The Swiss currency climbed as much as 0.1% on Thursday, briefly pushing it through the 1.05 psychological resistance level against the common currency. That move briefly put the pair at its lowest since July 2015, before reversing course and heading higher.
Traders have piled into the haven currency as Europe appears to be on the brink of a fourth wave of Covid-19 infections. Germany, the region’s largest economy, reported record new infections per 100,000 inhabitants this week. Austria, meanwhile, enforced a lockdown for people who haven’t been vaccinated, part of a series of stricter curbs in Europe to get the pandemic under control.
“The reality is that we continue to be a safe-haven currency,” Swiss National Bank Governing Board Member Andrea Maechler said last week. The franc is headed for a fourth year of gains against the euro.
Another move through 1.05 per euro could provoke an intervention response from the SNB, whose policy it is to buy foreign exchange as needed to ensure monetary conditions remain adequate. Any activity probably wouldn’t show up in the sight deposit statistics until the week after next, however.

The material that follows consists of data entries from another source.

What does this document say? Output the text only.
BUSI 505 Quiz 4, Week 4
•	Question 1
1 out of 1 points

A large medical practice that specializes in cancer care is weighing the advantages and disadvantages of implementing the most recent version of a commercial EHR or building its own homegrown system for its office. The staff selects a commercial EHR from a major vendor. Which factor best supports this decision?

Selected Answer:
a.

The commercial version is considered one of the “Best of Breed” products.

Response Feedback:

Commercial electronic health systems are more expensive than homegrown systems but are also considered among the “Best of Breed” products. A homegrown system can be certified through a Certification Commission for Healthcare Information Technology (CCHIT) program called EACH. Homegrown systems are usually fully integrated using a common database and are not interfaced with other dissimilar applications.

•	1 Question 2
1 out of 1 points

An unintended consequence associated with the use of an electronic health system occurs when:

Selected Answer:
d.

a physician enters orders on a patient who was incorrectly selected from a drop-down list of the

“Traders are keen to find the pain point for the SNB and it seems they just found it at 1.05, precisely where it was last year,” said Erik Nelson, a currency strategist at Wells Fargo Securities in New York.
On top of the SNB’s possible intervention, widening European spreads have helped put downward pressure on the pair, since it is often linked to sentiment on Euro-centric issues, Nelson said.
“The recent widening in peripheral spreads is by no means an existential concern for Europe, but the move is still noteworthy enough to move the needle,” he said.
Because of strong currency, Switzerland has been spared the spike in inflation seen across other advanced economies. The average rise in prices is due to remain within what the SNB’s 2% parameter for price stability this year.